Once a model version is built, it is then deployed on Kubernetes, using both a Kubernetes Deployment and Service. The Deployment allows us to ensure that each Kubernetes pod responsible to run the model stays healthy, spins up new pods to replace unhealthy ones, and allows us to scale up and down easily. The Service is what exposes the model.
The models are exposed outside of Kubernetes using an Ingress Resource. This allows us to make different versions of the same model accessible using different paths.
However, an Ingress Resource by itself merely acts as a routing table. To ensure that these services do get exposed, we use Traefik as an Ingress Controller. Traefik is a reverse proxy similar to nginx, but provides first-party support for Kubernetes. This ensures that any updates to our Ingress Resources get reflected quickly.
Finally, an Elastic Loan Balancer (ELB) gets created to ensure that the models can be accessed from outside of the internal network.
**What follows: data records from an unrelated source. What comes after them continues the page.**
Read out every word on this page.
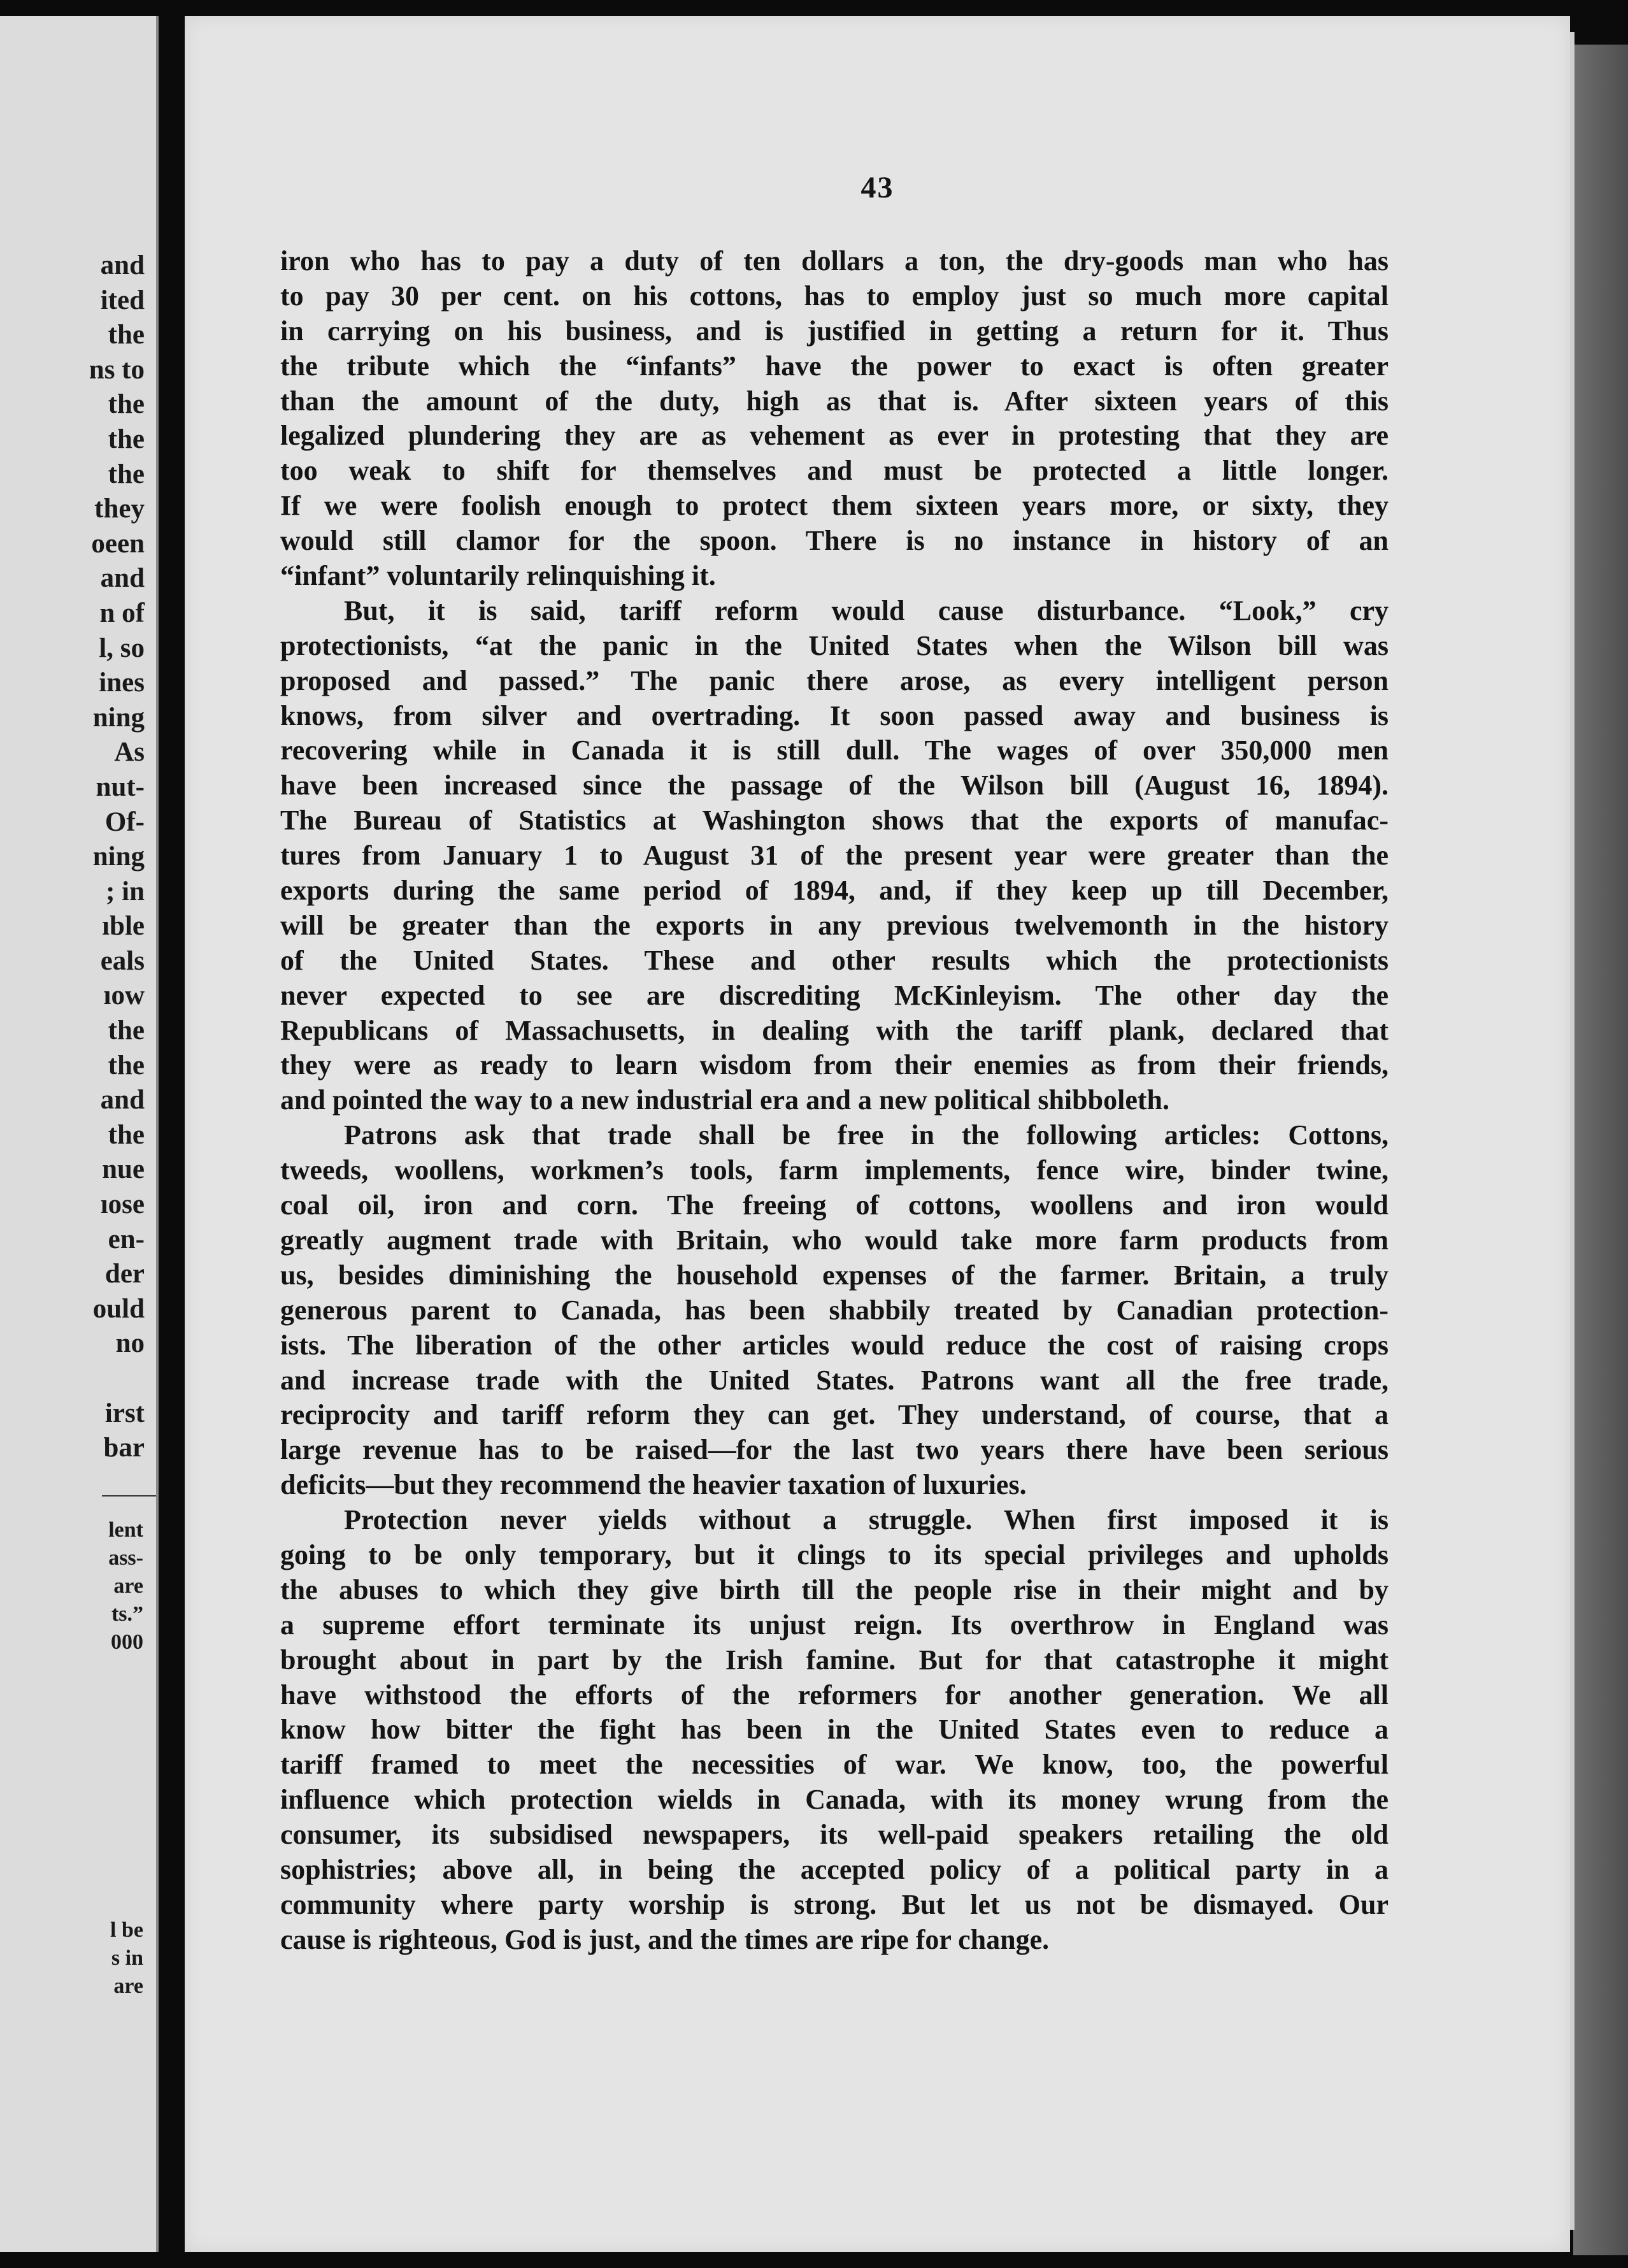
and
ited
the
ns to
the
the
the
they
oeen
and
n of
l, so
ines
ning
As
nut-
Of-
ning
; in
ıble
eals
ıow
the
the
and
the
nue
ıose
en-
der
ould
no
irst
bar
lent
ass-
are
ts.”
000
l be
s in
are
43
iron who has to pay a duty of ten dollars a ton, the dry-goods man who has
to pay 30 per cent. on his cottons, has to employ just so much more capital
in carrying on his business, and is justified in getting a return for it. Thus
the tribute which the “infants” have the power to exact is often greater
than the amount of the duty, high as that is. After sixteen years of this
legalized plundering they are as vehement as ever in protesting that they are
too weak to shift for themselves and must be protected a little longer.
If we were foolish enough to protect them sixteen years more, or sixty, they
would still clamor for the spoon. There is no instance in history of an
“infant” voluntarily relinquishing it.
But, it is said, tariff reform would cause disturbance. “Look,” cry
protectionists, “at the panic in the United States when the Wilson bill was
proposed and passed.” The panic there arose, as every intelligent person
knows, from silver and overtrading. It soon passed away and business is
recovering while in Canada it is still dull. The wages of over 350,000 men
have been increased since the passage of the Wilson bill (August 16, 1894).
The Bureau of Statistics at Washington shows that the exports of manufac-
tures from January 1 to August 31 of the present year were greater than the
exports during the same period of 1894, and, if they keep up till December,
will be greater than the exports in any previous twelvemonth in the history
of the United States. These and other results which the protectionists
never expected to see are discrediting McKinleyism. The other day the
Republicans of Massachusetts, in dealing with the tariff plank, declared that
they were as ready to learn wisdom from their enemies as from their friends,
and pointed the way to a new industrial era and a new political shibboleth.
Patrons ask that trade shall be free in the following articles: Cottons,
tweeds, woollens, workmen’s tools, farm implements, fence wire, binder twine,
coal oil, iron and corn. The freeing of cottons, woollens and iron would
greatly augment trade with Britain, who would take more farm products from
us, besides diminishing the household expenses of the farmer. Britain, a truly
generous parent to Canada, has been shabbily treated by Canadian protection-
ists. The liberation of the other articles would reduce the cost of raising crops
and increase trade with the United States. Patrons want all the free trade,
reciprocity and tariff reform they can get. They understand, of course, that a
large revenue has to be raised—for the last two years there have been serious
deficits—but they recommend the heavier taxation of luxuries.
Protection never yields without a struggle. When first imposed it is
going to be only temporary, but it clings to its special privileges and upholds
the abuses to which they give birth till the people rise in their might and by
a supreme effort terminate its unjust reign. Its overthrow in England was
brought about in part by the Irish famine. But for that catastrophe it might
have withstood the efforts of the reformers for another generation. We all
know how bitter the fight has been in the United States even to reduce a
tariff framed to meet the necessities of war. We know, too, the powerful
influence which protection wields in Canada, with its money wrung from the
consumer, its subsidised newspapers, its well-paid speakers retailing the old
sophistries; above all, in being the accepted policy of a political party in a
community where party worship is strong. But let us not be dismayed. Our
cause is righteous, God is just, and the times are ripe for change.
A prior iteration of this architecture was not using the Ingress inside of Kubernetes or Traefik. Instead, we used Nginx as a service, with a dynamically loaded configuration file, provided by a config map. This worked well as a proof of concept, but had two principal issues:
- We depended on one monolithic config file for all of our routes.
- The delay between an update to the config and Nginx being refreshed was very slow, which made it feel like nothing was happening in the system.
The Ingress resources allowed us to have each model own their own routes, while Traefik, using a Kubernetes Watcher—which notifies you of the different changes happening to the cluster—is able to refresh itself when a relevant event happens on the Kubernetes Cluster.
Another challenge we ran into was finding a way to keep the information about models in sync and deduplicated between Kubernetes and our database.
Initially, we had metadata about our deployments stored in a database. We were using Kubernetes Watchers ourselves to keep that information up-to-date, but the logic to keep this info in sync was complex.
We started using Kubernetes annotations and labels more liberally to move most of that metadata onto Kubernetes itself, which allowed us to ultimately ensure that all information about a particular model deployment is persisted in one place.
To avoid calling Kubernetes too often to retrieve this metadata, we save this data in our cache, which gets updated via a Kubernetes watcher process. This process is running on Kubernetes itself, to ensure that we do not lose messages from Kubernetes during maintenance of the Domino application.
To keep the user informed on the current status of a model, we built a system to asynchronously monitor the status of our deployments. This is fed by a set of Kubernetes Watchers, which gives us a raw event stream of state transitions of a Kubernetes deployment.
Finally, to make this stream more durable (a missed message would be lost forever) we redirected it to a message bus using RabbitMQ. We also use RabbitMQ internally to feed our system managing the diverse long-running user actions in our Model Deployment features.
Compared to the original API endpoints, the new Model Deployment architecture allows us to execute models by an order of magnitude faster, making it ideal for production use. We benchmarked popular machine learning models in R and Python and found a latency of <50ms handling 6,000 requests per minute.
(Please note that the performance is based on internal testing and does not represent a performance guarantee. Model latency depends on a number of factors such as external service dependencies, network topology, and hardware configuration.)
Using Kubernetes has also allowed us to provide A/B testing and versioning functionality for deployed models. For example, a data scientist can control which model version is used in production, meaning they can test different versions of the same model and only promote a version to production when it’s ready.
Last but not least, another benefit of this architecture is increased reliability; since this feature is decoupled from the run execution, a deployed model is more resilient to issues happening in the Domino platform itself.